In the American mind, a Russia that agrees to sit on its hands while the United States sews up Iraq is preferable. And yes, we realize that “sew up” is a gross simplification even in the best of circumstances. Moscow’s position in the talks was more nuanced than Washington’s: Moscow offered to hold off on seeking retaliation for its defeat in Kosovo should the United States agree to hold off on pushing its NATO agenda deeper into the former Soviet Union. Ultimately, the two sides proved unable to hammer out a deal, and Bush’s statement is the proof that, for the Americans at least, confrontation is the order of the day.
As to how this will play out, I imagine Putin will be so angry about the US’ decision to press on eastwards, that he will be doing his best to destabilise the US’ operations in Kosovo. I cannot see Russia wanting the US to lose in Iraq or Afghanistan, as a resurgent Al Quaeda would be as much a problem for Russia as anyone else. The Russians might decide to play it long, anticipating the coming change in the Presidency, and keep quiet until Obama’s secure in the White House, and then unleash a charm offensive on him.
But with Bush this week sending weapons to arm Kosovan Albanian gangs, and with the negotiations in Northern Kosovo being handled so ineptly, it might be impossible to hold back the wave of anger that Bush’s moves (in conjunction with the EU) are unleashing in The Balkans. It seems that Bush hasn’t learned his lesson in Iraq. He so badly wants to register a geopolitical success to mark the end of his Presidency, that he’s raising the stakes. I cannot imagine that Serbia or Russia will be content to play along with their intended humiliation without reacting in some way.
UPDATE – from Associated Press
March 20, 2008 7:52 AM
MOSCOW-The Russian parliament is expected to warn this week that if Georgia joins NATO, Moscow could recognize the independence of two breakaway republics.
“It will be necessary to take all measures to protect the Russian citizens living in Abkhazia and South Ossetia and investigate the possibility of speeding up the process of sovereignty … up to recognizing their independence,” according to a statement that the lower house of parliament is all but certain to adopt on Friday.
Most of the residents in Abkhazia and South Ossetia, two separatist regions in Georgia, have Russian passports.
The statement does not specify other measures, but they presumably could include increasing the presence of Russian troops in both regions. Russian forces have been part of peacekeeping operations in Abkhazia and South Ossetia since the republics broke away from Georgian central government control in wars in the 1990s.
Georgia is pushing to be placed on track for NATO membership at the alliance summit in early April in Bucharest, Romania. U.S. President George W. Bush strongly supports the move, but some other alliance members are expected to resist due largely to concerns about angering Russia.
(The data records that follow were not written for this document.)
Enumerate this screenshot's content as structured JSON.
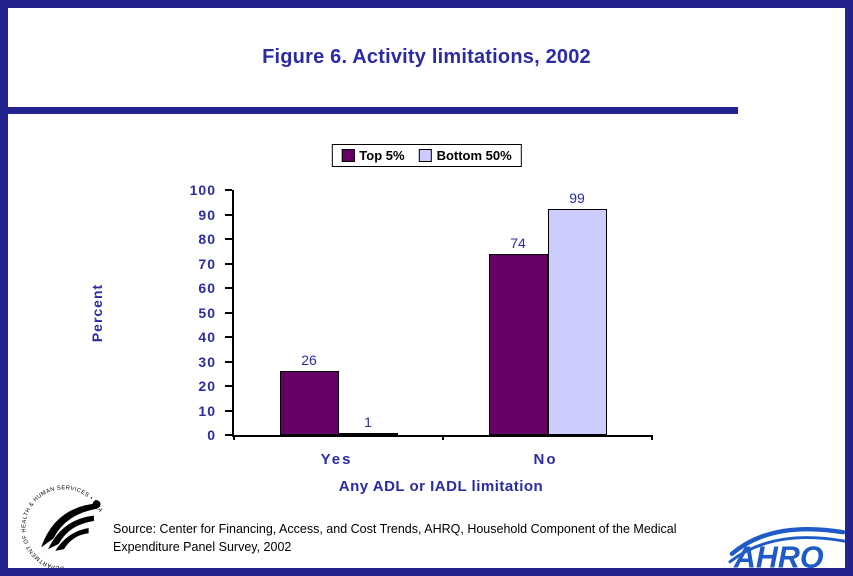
{
  "chart_data": {
    "type": "bar",
    "title": "Figure 6. Activity limitations, 2002",
    "categories": [
      "Yes",
      "No"
    ],
    "series": [
      {
        "name": "Top 5%",
        "color": "#660066",
        "values": [
          26,
          74
        ]
      },
      {
        "name": "Bottom 50%",
        "color": "#CCCCFF",
        "values": [
          1,
          99
        ]
      }
    ],
    "xlabel": "Any ADL or IADL limitation",
    "ylabel": "Percent",
    "ylim": [
      0,
      100
    ],
    "ytick_step": 10,
    "grid": false,
    "legend_position": "top-center",
    "data_labels": true
  },
  "footer": {
    "source_line1": "Source: Center for Financing, Access, and Cost Trends, AHRQ, Household Component of the Medical",
    "source_line2": "Expenditure Panel Survey, 2002"
  },
  "logos": {
    "hhs_seal_text": "DEPARTMENT OF HEALTH & HUMAN SERVICES • USA",
    "ahrq_text": "AHRQ"
  },
  "colors": {
    "navy_border": "#23238F",
    "navy_text": "#2B2BA6",
    "bar_top5": "#660066",
    "bar_bottom50": "#CCCCFF",
    "logo_blue": "#1E5AC8",
    "axis_line": "#000000"
  }
}
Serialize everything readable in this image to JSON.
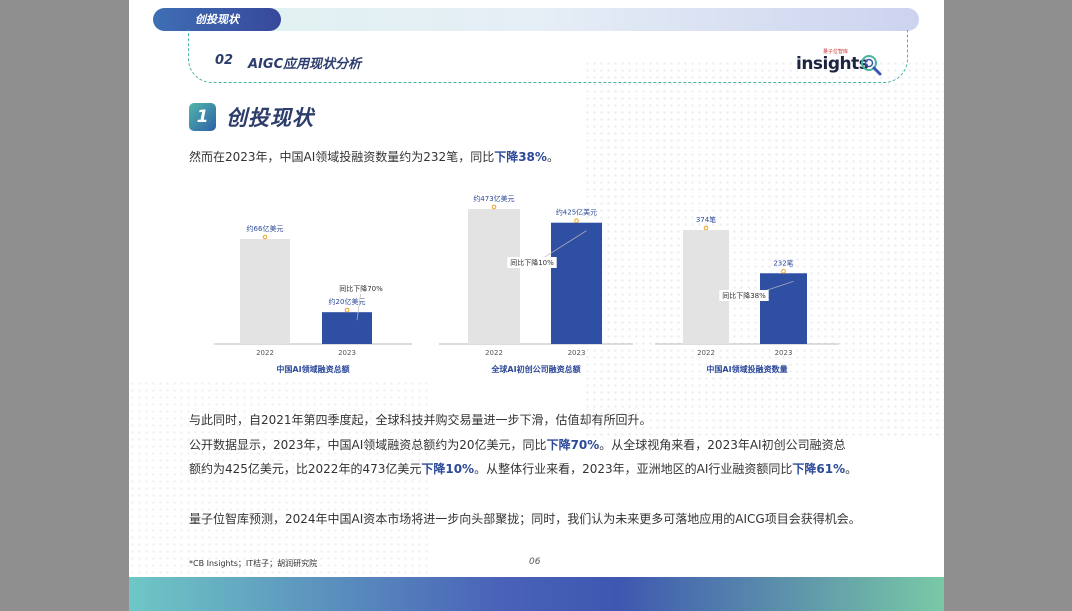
{
  "header": {
    "tag": "创投现状",
    "section_number": "02",
    "section_title": "AIGC应用现状分析",
    "logo_text": "insights",
    "logo_subtext": "量子位智库"
  },
  "heading": {
    "number": "1",
    "title": "创投现状"
  },
  "intro": {
    "text": "然而在2023年，中国AI领域投融资数量约为232笔，同比",
    "highlight": "下降38%",
    "end": "。"
  },
  "body": {
    "line1": "与此同时，自2021年第四季度起，全球科技并购交易量进一步下滑，估值却有所回升。",
    "line2_a": "公开数据显示，2023年，中国AI领域融资总额约为20亿美元，同比",
    "line2_b": "下降70%",
    "line2_c": "。从全球视角来看，2023年AI初创公司融资总",
    "line3_a": "额约为425亿美元，比2022年的473亿美元",
    "line3_b": "下降10%",
    "line3_c": "。从整体行业来看，2023年，亚洲地区的AI行业融资额同比",
    "line3_d": "下降61%",
    "line3_e": "。",
    "line4": "量子位智库预测，2024年中国AI资本市场将进一步向头部聚拢；同时，我们认为未来更多可落地应用的AICG项目会获得机会。"
  },
  "footnote": "*CB Insights；IT桔子；胡润研究院",
  "page_number": "06",
  "colors": {
    "bar_2022": "#e3e3e3",
    "bar_2023": "#2f4fa3",
    "accent": "#2d4a9a",
    "dot": "#f0a020"
  },
  "chart_data": [
    {
      "type": "bar",
      "categories": [
        "2022",
        "2023"
      ],
      "values": [
        66,
        20
      ],
      "data_labels": [
        "约66亿美元",
        "约20亿美元"
      ],
      "annotation": "同比下降70%",
      "title": "中国AI领域融资总额",
      "ylim": [
        0,
        100
      ]
    },
    {
      "type": "bar",
      "categories": [
        "2022",
        "2023"
      ],
      "values": [
        473,
        425
      ],
      "data_labels": [
        "约473亿美元",
        "约425亿美元"
      ],
      "annotation": "同比下降10%",
      "title": "全球AI初创公司融资总额",
      "ylim": [
        0,
        520
      ]
    },
    {
      "type": "bar",
      "categories": [
        "2022",
        "2023"
      ],
      "values": [
        374,
        232
      ],
      "data_labels": [
        "374笔",
        "232笔"
      ],
      "annotation": "同比下降38%",
      "title": "中国AI领域投融资数量",
      "ylim": [
        0,
        440
      ]
    }
  ]
}
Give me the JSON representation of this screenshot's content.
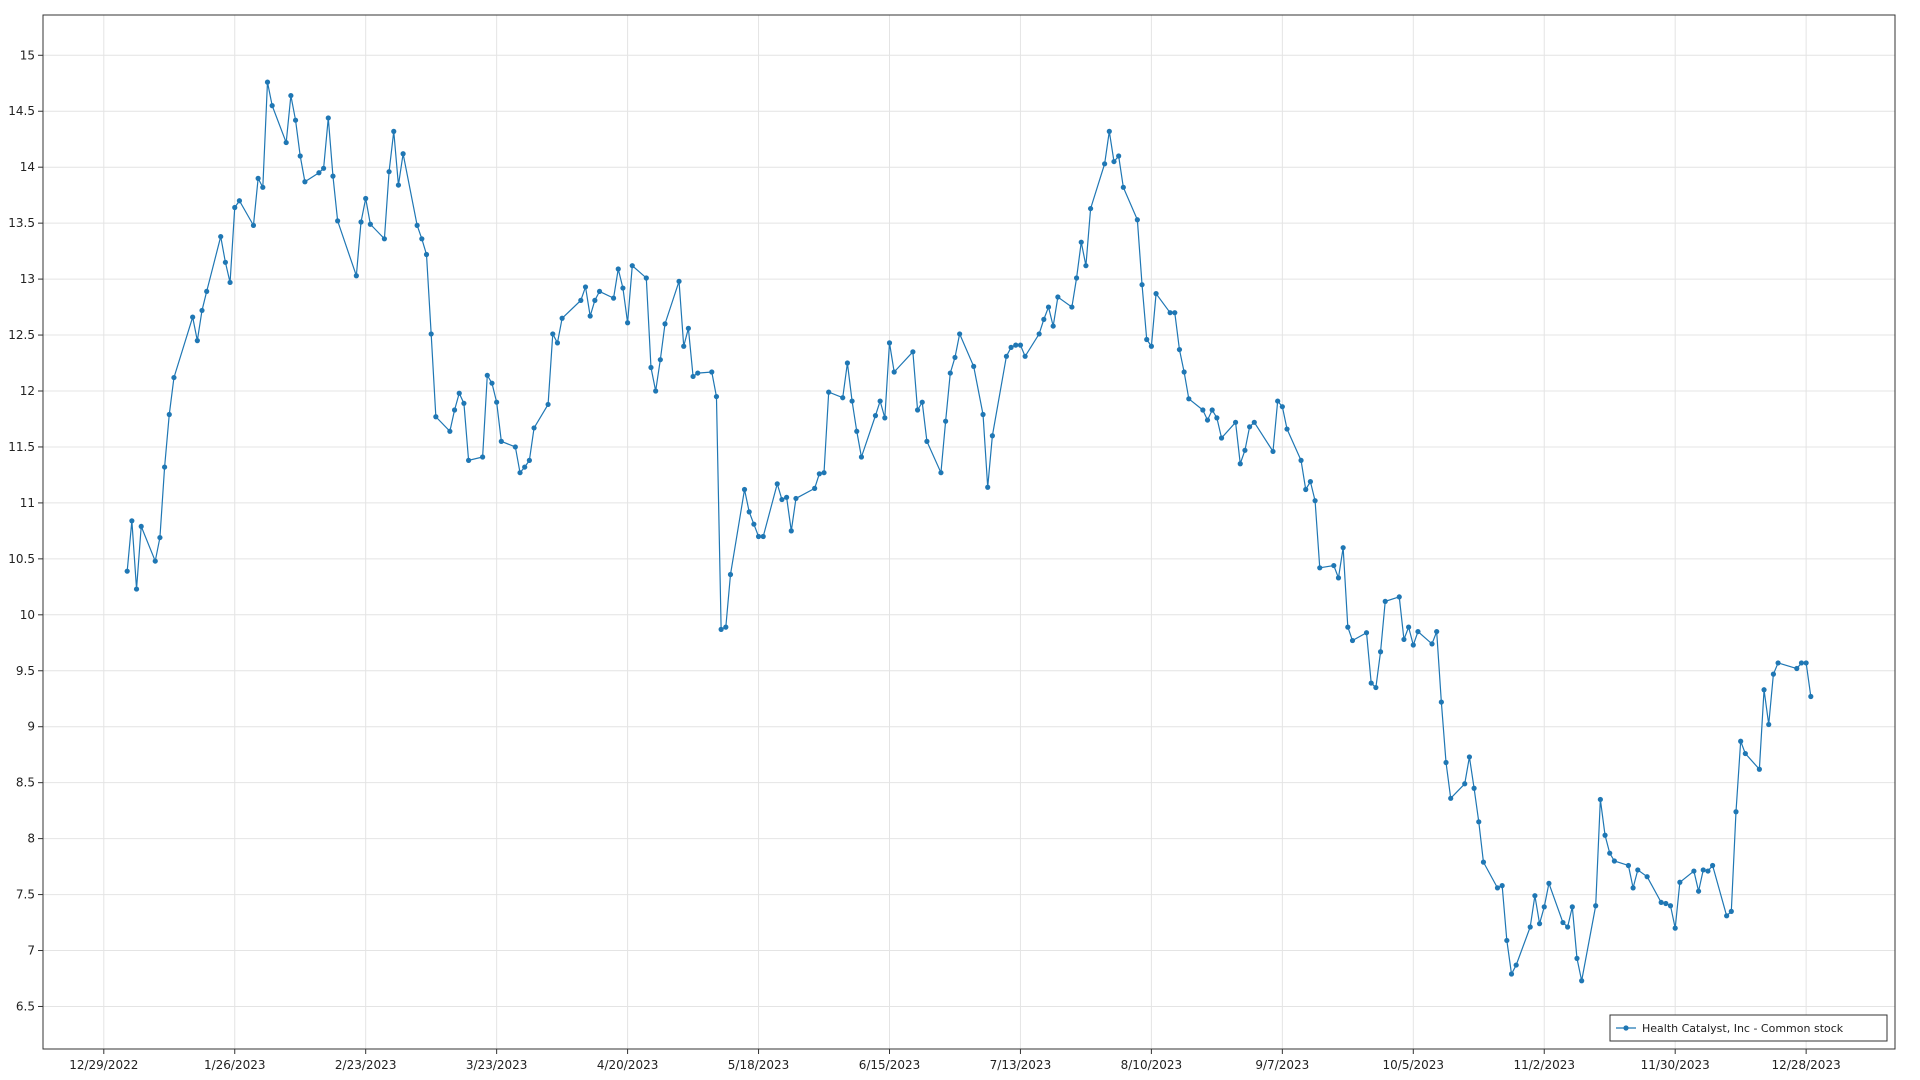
{
  "chart_data": {
    "type": "line",
    "x": [
      "1/3/2023",
      "1/4/2023",
      "1/5/2023",
      "1/6/2023",
      "1/9/2023",
      "1/10/2023",
      "1/11/2023",
      "1/12/2023",
      "1/13/2023",
      "1/17/2023",
      "1/18/2023",
      "1/19/2023",
      "1/20/2023",
      "1/23/2023",
      "1/24/2023",
      "1/25/2023",
      "1/26/2023",
      "1/27/2023",
      "1/30/2023",
      "1/31/2023",
      "2/1/2023",
      "2/2/2023",
      "2/3/2023",
      "2/6/2023",
      "2/7/2023",
      "2/8/2023",
      "2/9/2023",
      "2/10/2023",
      "2/13/2023",
      "2/14/2023",
      "2/15/2023",
      "2/16/2023",
      "2/17/2023",
      "2/21/2023",
      "2/22/2023",
      "2/23/2023",
      "2/24/2023",
      "2/27/2023",
      "2/28/2023",
      "3/1/2023",
      "3/2/2023",
      "3/3/2023",
      "3/6/2023",
      "3/7/2023",
      "3/8/2023",
      "3/9/2023",
      "3/10/2023",
      "3/13/2023",
      "3/14/2023",
      "3/15/2023",
      "3/16/2023",
      "3/17/2023",
      "3/20/2023",
      "3/21/2023",
      "3/22/2023",
      "3/23/2023",
      "3/24/2023",
      "3/27/2023",
      "3/28/2023",
      "3/29/2023",
      "3/30/2023",
      "3/31/2023",
      "4/3/2023",
      "4/4/2023",
      "4/5/2023",
      "4/6/2023",
      "4/10/2023",
      "4/11/2023",
      "4/12/2023",
      "4/13/2023",
      "4/14/2023",
      "4/17/2023",
      "4/18/2023",
      "4/19/2023",
      "4/20/2023",
      "4/21/2023",
      "4/24/2023",
      "4/25/2023",
      "4/26/2023",
      "4/27/2023",
      "4/28/2023",
      "5/1/2023",
      "5/2/2023",
      "5/3/2023",
      "5/4/2023",
      "5/5/2023",
      "5/8/2023",
      "5/9/2023",
      "5/10/2023",
      "5/11/2023",
      "5/12/2023",
      "5/15/2023",
      "5/16/2023",
      "5/17/2023",
      "5/18/2023",
      "5/19/2023",
      "5/22/2023",
      "5/23/2023",
      "5/24/2023",
      "5/25/2023",
      "5/26/2023",
      "5/30/2023",
      "5/31/2023",
      "6/1/2023",
      "6/2/2023",
      "6/5/2023",
      "6/6/2023",
      "6/7/2023",
      "6/8/2023",
      "6/9/2023",
      "6/12/2023",
      "6/13/2023",
      "6/14/2023",
      "6/15/2023",
      "6/16/2023",
      "6/20/2023",
      "6/21/2023",
      "6/22/2023",
      "6/23/2023",
      "6/26/2023",
      "6/27/2023",
      "6/28/2023",
      "6/29/2023",
      "6/30/2023",
      "7/3/2023",
      "7/5/2023",
      "7/6/2023",
      "7/7/2023",
      "7/10/2023",
      "7/11/2023",
      "7/12/2023",
      "7/13/2023",
      "7/14/2023",
      "7/17/2023",
      "7/18/2023",
      "7/19/2023",
      "7/20/2023",
      "7/21/2023",
      "7/24/2023",
      "7/25/2023",
      "7/26/2023",
      "7/27/2023",
      "7/28/2023",
      "7/31/2023",
      "8/1/2023",
      "8/2/2023",
      "8/3/2023",
      "8/4/2023",
      "8/7/2023",
      "8/8/2023",
      "8/9/2023",
      "8/10/2023",
      "8/11/2023",
      "8/14/2023",
      "8/15/2023",
      "8/16/2023",
      "8/17/2023",
      "8/18/2023",
      "8/21/2023",
      "8/22/2023",
      "8/23/2023",
      "8/24/2023",
      "8/25/2023",
      "8/28/2023",
      "8/29/2023",
      "8/30/2023",
      "8/31/2023",
      "9/1/2023",
      "9/5/2023",
      "9/6/2023",
      "9/7/2023",
      "9/8/2023",
      "9/11/2023",
      "9/12/2023",
      "9/13/2023",
      "9/14/2023",
      "9/15/2023",
      "9/18/2023",
      "9/19/2023",
      "9/20/2023",
      "9/21/2023",
      "9/22/2023",
      "9/25/2023",
      "9/26/2023",
      "9/27/2023",
      "9/28/2023",
      "9/29/2023",
      "10/2/2023",
      "10/3/2023",
      "10/4/2023",
      "10/5/2023",
      "10/6/2023",
      "10/9/2023",
      "10/10/2023",
      "10/11/2023",
      "10/12/2023",
      "10/13/2023",
      "10/16/2023",
      "10/17/2023",
      "10/18/2023",
      "10/19/2023",
      "10/20/2023",
      "10/23/2023",
      "10/24/2023",
      "10/25/2023",
      "10/26/2023",
      "10/27/2023",
      "10/30/2023",
      "10/31/2023",
      "11/1/2023",
      "11/2/2023",
      "11/3/2023",
      "11/6/2023",
      "11/7/2023",
      "11/8/2023",
      "11/9/2023",
      "11/10/2023",
      "11/13/2023",
      "11/14/2023",
      "11/15/2023",
      "11/16/2023",
      "11/17/2023",
      "11/20/2023",
      "11/21/2023",
      "11/22/2023",
      "11/24/2023",
      "11/27/2023",
      "11/28/2023",
      "11/29/2023",
      "11/30/2023",
      "12/1/2023",
      "12/4/2023",
      "12/5/2023",
      "12/6/2023",
      "12/7/2023",
      "12/8/2023",
      "12/11/2023",
      "12/12/2023",
      "12/13/2023",
      "12/14/2023",
      "12/15/2023",
      "12/18/2023",
      "12/19/2023",
      "12/20/2023",
      "12/21/2023",
      "12/22/2023",
      "12/26/2023",
      "12/27/2023",
      "12/28/2023",
      "12/29/2023"
    ],
    "series": [
      {
        "name": "Health Catalyst, Inc - Common stock",
        "color": "#1f77b4",
        "values": [
          10.39,
          10.84,
          10.23,
          10.79,
          10.48,
          10.69,
          11.32,
          11.79,
          12.12,
          12.66,
          12.45,
          12.72,
          12.89,
          13.38,
          13.15,
          12.97,
          13.64,
          13.7,
          13.48,
          13.9,
          13.82,
          14.76,
          14.55,
          14.22,
          14.64,
          14.42,
          14.1,
          13.87,
          13.95,
          13.99,
          14.44,
          13.92,
          13.52,
          13.03,
          13.51,
          13.72,
          13.49,
          13.36,
          13.96,
          14.32,
          13.84,
          14.12,
          13.48,
          13.36,
          13.22,
          12.51,
          11.77,
          11.64,
          11.83,
          11.98,
          11.89,
          11.38,
          11.41,
          12.14,
          12.07,
          11.9,
          11.55,
          11.5,
          11.27,
          11.32,
          11.38,
          11.67,
          11.88,
          12.51,
          12.43,
          12.65,
          12.81,
          12.93,
          12.67,
          12.81,
          12.89,
          12.83,
          13.09,
          12.92,
          12.61,
          13.12,
          13.01,
          12.21,
          12.0,
          12.28,
          12.6,
          12.98,
          12.4,
          12.56,
          12.13,
          12.16,
          12.17,
          11.95,
          9.87,
          9.89,
          10.36,
          11.12,
          10.92,
          10.81,
          10.7,
          10.7,
          11.17,
          11.03,
          11.05,
          10.75,
          11.04,
          11.13,
          11.26,
          11.27,
          11.99,
          11.94,
          12.25,
          11.91,
          11.64,
          11.41,
          11.78,
          11.91,
          11.76,
          12.43,
          12.17,
          12.35,
          11.83,
          11.9,
          11.55,
          11.27,
          11.73,
          12.16,
          12.3,
          12.51,
          12.22,
          11.79,
          11.14,
          11.6,
          12.31,
          12.39,
          12.41,
          12.41,
          12.31,
          12.51,
          12.64,
          12.75,
          12.58,
          12.84,
          12.75,
          13.01,
          13.33,
          13.12,
          13.63,
          14.03,
          14.32,
          14.05,
          14.1,
          13.82,
          13.53,
          12.95,
          12.46,
          12.4,
          12.87,
          12.7,
          12.7,
          12.37,
          12.17,
          11.93,
          11.83,
          11.74,
          11.83,
          11.76,
          11.58,
          11.72,
          11.35,
          11.47,
          11.68,
          11.72,
          11.46,
          11.91,
          11.86,
          11.66,
          11.38,
          11.12,
          11.19,
          11.02,
          10.42,
          10.44,
          10.33,
          10.6,
          9.89,
          9.77,
          9.84,
          9.39,
          9.35,
          9.67,
          10.12,
          10.16,
          9.78,
          9.89,
          9.73,
          9.85,
          9.74,
          9.85,
          9.22,
          8.68,
          8.36,
          8.49,
          8.73,
          8.45,
          8.15,
          7.79,
          7.56,
          7.58,
          7.09,
          6.79,
          6.87,
          7.21,
          7.49,
          7.24,
          7.39,
          7.6,
          7.25,
          7.21,
          7.39,
          6.93,
          6.73,
          7.4,
          8.35,
          8.03,
          7.87,
          7.8,
          7.76,
          7.56,
          7.72,
          7.66,
          7.43,
          7.42,
          7.4,
          7.2,
          7.61,
          7.71,
          7.53,
          7.72,
          7.71,
          7.76,
          7.31,
          7.35,
          8.24,
          8.87,
          8.76,
          8.62,
          9.33,
          9.02,
          9.47,
          9.57,
          9.52,
          9.57,
          9.57,
          9.27
        ]
      }
    ],
    "xlim": [
      "12/16/2022",
      "1/16/2024"
    ],
    "xticks": [
      "12/29/2022",
      "1/26/2023",
      "2/23/2023",
      "3/23/2023",
      "4/20/2023",
      "5/18/2023",
      "6/15/2023",
      "7/13/2023",
      "8/10/2023",
      "9/7/2023",
      "10/5/2023",
      "11/2/2023",
      "11/30/2023",
      "12/28/2023"
    ],
    "ylim": [
      6.12,
      15.36
    ],
    "yticks": [
      6.5,
      7,
      7.5,
      8,
      8.5,
      9,
      9.5,
      10,
      10.5,
      11,
      11.5,
      12,
      12.5,
      13,
      13.5,
      14,
      14.5,
      15
    ],
    "grid": true,
    "legend": "bottom-right",
    "markers": true
  }
}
The statement draft also calls on Russia to consider opening unspecified missions in Abkhazia, South Ossetia and Trans-Dniester, a separatist region of Moldova. It was not clear if these would be formal diplomatic missions whose presence would constitute recognition of the regions’ separatist governments.
Russia does not currently recognize any of the separatist governments, but has developed close relations with them that many critics regard as de-facto recognition.
Last month’s declaration of independence by Kosovo, which has been fiercely opposed by Russia, led to speculation that the Kremlin would openly support South Ossetia and Abkhazia splitting from Georgia.
The draft statement straddles the question.
The Duma “respects the sovereignty and territorial integrity of Georgia and Moldova,” according to the statement. But “Abkhazia, South Ossetia and Trans-Dniester, having built over the years their de-facto independent democratic states with all attributes of authority, have a much larger basis than Kosovo to aspire for international recognition.”